The introduction of Mosaic changed the face of the Internet. Text-based commands were no longer necessary, and it was possible to share graphics and formatted text. Use of the Web continued to grow at a staggering pace and other graphical interfaces, such as Netscape, appeared. The major limitation of the Web was that it was passive in nature. The content of Web pages was static and could not be changed ‘on-the-fly’. Interaction between the user and the page was severely restricted.

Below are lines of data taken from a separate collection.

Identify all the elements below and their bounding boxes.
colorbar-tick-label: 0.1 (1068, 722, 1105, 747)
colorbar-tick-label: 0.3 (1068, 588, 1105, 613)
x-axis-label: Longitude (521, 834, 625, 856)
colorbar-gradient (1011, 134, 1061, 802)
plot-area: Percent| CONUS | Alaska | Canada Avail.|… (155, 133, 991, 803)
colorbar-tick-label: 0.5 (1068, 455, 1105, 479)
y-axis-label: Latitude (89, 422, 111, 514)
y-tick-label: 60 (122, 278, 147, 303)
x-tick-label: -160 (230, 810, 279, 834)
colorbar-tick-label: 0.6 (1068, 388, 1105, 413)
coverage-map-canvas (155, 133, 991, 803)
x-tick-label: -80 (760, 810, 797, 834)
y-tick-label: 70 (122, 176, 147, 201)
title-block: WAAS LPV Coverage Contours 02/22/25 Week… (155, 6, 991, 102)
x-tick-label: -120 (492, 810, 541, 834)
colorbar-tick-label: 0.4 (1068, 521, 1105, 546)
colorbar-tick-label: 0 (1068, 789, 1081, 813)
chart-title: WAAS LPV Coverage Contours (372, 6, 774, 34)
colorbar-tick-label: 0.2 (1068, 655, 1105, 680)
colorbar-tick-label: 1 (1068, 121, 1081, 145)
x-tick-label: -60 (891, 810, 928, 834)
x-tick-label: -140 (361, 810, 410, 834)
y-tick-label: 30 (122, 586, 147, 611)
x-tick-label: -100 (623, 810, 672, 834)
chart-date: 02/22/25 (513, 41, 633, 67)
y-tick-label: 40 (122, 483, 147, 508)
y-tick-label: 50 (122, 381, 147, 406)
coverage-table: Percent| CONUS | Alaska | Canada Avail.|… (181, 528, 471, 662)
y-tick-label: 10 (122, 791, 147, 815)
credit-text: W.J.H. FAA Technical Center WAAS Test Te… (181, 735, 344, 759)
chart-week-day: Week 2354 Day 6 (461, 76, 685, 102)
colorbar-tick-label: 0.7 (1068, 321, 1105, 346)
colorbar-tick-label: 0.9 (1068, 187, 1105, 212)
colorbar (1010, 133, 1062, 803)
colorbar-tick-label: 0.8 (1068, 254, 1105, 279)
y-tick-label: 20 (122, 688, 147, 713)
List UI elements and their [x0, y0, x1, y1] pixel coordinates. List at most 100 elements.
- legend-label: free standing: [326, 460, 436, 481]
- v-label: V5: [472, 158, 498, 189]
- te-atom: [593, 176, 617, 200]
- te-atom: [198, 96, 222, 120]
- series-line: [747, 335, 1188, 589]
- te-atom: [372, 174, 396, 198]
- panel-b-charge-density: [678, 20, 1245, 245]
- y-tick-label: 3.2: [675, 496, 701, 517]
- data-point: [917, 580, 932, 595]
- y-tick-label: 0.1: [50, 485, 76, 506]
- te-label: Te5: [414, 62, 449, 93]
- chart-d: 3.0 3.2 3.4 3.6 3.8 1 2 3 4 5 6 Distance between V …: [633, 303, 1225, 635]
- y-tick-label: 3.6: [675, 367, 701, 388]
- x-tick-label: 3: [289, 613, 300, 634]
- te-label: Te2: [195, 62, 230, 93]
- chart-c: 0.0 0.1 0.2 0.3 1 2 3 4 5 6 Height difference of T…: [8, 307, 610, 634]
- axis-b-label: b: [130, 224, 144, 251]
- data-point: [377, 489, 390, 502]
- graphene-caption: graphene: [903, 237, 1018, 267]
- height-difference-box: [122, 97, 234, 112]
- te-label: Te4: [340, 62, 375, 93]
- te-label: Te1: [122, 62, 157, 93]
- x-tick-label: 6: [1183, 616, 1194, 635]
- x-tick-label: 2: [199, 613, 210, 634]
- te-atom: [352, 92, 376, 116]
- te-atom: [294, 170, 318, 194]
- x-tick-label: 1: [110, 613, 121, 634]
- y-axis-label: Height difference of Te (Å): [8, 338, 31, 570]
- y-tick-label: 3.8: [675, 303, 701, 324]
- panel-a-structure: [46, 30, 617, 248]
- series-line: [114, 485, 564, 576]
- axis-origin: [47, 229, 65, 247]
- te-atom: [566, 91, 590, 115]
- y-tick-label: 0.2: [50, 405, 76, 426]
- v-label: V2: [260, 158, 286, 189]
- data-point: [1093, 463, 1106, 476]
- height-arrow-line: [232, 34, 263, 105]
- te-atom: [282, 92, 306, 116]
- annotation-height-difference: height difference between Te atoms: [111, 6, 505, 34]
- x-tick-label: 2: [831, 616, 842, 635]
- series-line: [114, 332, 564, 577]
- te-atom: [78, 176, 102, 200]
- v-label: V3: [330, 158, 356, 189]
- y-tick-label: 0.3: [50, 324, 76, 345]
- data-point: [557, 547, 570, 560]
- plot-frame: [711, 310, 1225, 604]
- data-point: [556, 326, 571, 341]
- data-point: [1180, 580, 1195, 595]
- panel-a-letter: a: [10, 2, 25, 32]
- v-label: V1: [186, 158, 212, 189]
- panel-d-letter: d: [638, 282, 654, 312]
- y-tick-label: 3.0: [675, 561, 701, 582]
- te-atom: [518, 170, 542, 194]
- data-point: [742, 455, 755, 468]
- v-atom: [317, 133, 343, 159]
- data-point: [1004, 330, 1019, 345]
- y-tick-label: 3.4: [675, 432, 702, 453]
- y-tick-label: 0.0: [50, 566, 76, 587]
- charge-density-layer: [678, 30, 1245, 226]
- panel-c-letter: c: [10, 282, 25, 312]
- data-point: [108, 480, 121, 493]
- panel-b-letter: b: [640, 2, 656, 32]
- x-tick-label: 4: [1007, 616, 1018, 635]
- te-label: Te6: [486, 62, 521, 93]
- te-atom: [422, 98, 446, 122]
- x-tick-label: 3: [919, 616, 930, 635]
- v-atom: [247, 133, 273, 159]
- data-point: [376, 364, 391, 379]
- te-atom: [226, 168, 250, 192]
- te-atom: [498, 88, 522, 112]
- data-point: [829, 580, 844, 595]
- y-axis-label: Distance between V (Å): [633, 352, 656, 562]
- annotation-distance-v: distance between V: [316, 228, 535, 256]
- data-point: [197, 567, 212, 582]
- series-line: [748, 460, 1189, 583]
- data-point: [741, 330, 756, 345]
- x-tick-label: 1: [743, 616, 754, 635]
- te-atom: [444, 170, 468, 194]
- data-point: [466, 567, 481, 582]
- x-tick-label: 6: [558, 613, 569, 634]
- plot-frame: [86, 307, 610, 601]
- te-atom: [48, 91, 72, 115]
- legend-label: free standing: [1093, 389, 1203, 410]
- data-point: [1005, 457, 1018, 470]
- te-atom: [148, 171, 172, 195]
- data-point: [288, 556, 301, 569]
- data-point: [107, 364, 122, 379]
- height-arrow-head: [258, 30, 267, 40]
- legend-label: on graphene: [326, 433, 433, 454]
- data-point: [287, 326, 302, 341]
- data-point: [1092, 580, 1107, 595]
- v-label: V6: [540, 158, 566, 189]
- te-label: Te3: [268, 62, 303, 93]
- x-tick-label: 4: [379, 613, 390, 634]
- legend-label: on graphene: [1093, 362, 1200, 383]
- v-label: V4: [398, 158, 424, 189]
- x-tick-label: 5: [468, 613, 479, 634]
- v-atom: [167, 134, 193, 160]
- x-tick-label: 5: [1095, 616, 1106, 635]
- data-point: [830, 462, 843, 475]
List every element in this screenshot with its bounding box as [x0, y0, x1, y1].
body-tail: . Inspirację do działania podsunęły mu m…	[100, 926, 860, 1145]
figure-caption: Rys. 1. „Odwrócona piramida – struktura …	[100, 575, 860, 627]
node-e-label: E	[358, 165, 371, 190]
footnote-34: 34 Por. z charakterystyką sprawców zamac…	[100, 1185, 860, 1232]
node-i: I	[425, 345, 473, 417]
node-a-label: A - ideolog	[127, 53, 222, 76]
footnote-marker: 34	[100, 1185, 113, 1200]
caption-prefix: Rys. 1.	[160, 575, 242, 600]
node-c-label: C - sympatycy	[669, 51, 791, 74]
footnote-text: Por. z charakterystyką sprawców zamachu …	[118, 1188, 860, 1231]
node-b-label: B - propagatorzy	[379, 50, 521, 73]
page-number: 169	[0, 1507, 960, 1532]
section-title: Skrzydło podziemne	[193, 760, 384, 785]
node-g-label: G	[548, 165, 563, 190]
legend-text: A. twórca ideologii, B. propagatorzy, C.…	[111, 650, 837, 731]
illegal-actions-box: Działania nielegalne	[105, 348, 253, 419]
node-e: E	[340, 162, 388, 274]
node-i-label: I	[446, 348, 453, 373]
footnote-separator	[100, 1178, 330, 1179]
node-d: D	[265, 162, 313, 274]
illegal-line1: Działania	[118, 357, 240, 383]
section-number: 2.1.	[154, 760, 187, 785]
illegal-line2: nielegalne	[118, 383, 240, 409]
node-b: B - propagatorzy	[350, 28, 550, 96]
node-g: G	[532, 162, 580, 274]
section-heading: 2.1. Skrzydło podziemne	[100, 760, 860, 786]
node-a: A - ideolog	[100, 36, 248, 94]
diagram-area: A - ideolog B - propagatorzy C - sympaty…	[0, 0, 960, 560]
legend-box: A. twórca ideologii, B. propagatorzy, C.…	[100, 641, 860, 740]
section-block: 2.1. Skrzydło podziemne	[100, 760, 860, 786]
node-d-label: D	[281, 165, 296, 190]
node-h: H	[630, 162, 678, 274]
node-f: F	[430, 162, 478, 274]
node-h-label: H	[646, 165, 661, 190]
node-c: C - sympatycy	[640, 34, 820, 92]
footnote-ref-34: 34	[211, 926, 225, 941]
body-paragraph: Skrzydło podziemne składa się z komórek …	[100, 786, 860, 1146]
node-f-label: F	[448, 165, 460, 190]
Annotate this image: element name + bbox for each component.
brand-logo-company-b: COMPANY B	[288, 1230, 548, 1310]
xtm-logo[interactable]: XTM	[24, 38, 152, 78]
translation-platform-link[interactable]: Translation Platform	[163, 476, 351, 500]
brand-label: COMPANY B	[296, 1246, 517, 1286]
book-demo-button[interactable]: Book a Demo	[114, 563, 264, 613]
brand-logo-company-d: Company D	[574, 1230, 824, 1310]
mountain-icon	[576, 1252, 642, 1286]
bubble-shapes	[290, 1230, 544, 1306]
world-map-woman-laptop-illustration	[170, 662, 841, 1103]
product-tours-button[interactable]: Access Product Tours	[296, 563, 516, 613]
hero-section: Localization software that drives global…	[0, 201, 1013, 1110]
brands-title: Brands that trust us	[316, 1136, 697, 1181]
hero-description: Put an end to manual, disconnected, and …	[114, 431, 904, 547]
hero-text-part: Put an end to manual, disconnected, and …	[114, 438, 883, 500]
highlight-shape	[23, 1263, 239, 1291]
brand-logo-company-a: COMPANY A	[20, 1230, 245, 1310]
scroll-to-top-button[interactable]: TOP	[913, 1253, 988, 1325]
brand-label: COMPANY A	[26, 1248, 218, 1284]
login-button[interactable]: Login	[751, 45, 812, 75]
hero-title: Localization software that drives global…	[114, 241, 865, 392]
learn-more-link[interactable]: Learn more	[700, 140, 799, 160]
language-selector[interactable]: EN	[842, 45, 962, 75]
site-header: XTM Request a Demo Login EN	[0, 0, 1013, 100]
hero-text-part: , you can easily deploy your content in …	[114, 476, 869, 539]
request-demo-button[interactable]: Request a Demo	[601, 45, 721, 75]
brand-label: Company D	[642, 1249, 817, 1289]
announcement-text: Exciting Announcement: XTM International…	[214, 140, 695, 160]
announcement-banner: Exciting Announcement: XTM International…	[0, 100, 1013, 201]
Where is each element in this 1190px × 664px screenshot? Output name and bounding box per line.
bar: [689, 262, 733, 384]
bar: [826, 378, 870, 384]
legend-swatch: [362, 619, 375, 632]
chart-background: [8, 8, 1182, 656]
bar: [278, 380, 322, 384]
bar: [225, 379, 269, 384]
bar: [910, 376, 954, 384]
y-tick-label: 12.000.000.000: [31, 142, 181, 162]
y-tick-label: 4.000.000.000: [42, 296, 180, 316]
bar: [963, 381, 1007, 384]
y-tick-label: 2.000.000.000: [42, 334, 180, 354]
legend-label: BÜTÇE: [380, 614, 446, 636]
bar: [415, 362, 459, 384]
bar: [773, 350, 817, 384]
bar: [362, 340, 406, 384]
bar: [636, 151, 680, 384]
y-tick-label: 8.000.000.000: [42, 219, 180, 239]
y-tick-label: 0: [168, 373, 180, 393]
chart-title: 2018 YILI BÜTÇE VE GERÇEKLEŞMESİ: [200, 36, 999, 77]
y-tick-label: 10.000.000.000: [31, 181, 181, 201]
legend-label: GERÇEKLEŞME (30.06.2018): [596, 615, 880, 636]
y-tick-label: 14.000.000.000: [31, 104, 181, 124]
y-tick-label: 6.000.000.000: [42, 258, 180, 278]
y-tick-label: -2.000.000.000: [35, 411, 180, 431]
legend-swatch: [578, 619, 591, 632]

In 1990, James Gosling of Sun Microsystems began developing a new programming language designed to work with consumer electronics. The programming language, now known as Java, was designed to overcome obstacles of traditional programming languages like C or C++ and run independent of the platform. In 1993, as graphical interfaces were appearing on the Web, the creators of Java realized a platform-neutral language, such as Java, would be ideal for creating Web applications. Not only was Java platform-neutral, but it would facilitate interactivity on the Web, and in 1995 Netscape 2.0 began supporting Java applets.
Security
Hackers have made the Internet an unsafe place not only for large corporate and government computer installation, but also for the home PC user. Hackers now do not need to rely on viruses or worms to be passed from user to user via diskettes; they can access people's machines while they are on-line. This gives them a huge new playground with millions of computers. And with the introduction of Internet programs that run whenever you visit a Web site, this becomes a major problem. Java has become popular as an Internet language for this very reason. It isolates the end user from the possible harm of mischievous computer nerds. Java was designed from the ground up to be a safe and secure language. It accomplishes this in three ways; the compiler, the interpreter, and the applet. A Java compiler removes pointers and defers memory allocation until run-time. This prevents programmers from creating programs that could create pointers to restricted spaces. However, Java does not rely on the compiler to safeguard the application as compilers could be written that do not enforce these rules. So, the Java interpreter checks the byte-code at run-time. But a program could still be written that could corrupt a system by writing bad data on the hard drive. So, this is where the applet becomes important. The applet is a Web program that is downloaded and run on the users local machine. Applets are embedded into an HTML Web page, and provides the user with interesting graphics and user interaction. The user typically does not even know that an applet is running. The interesting feature about the applet is that while checking the program for bad pointers into system memory, it also forces the program to run in a "shell" completely isolating it from the local computer's components (e.g. hard drive and the communications ports). Because of this, no external devices can "talk" to the applet running on the computer. Since VRML and Java run together in an applet to provide the graphical worlds that you see and interact with, there is no way to directly control the application with any device other than a mouse. This "side-effect" of Java will be revisited in the following chapter.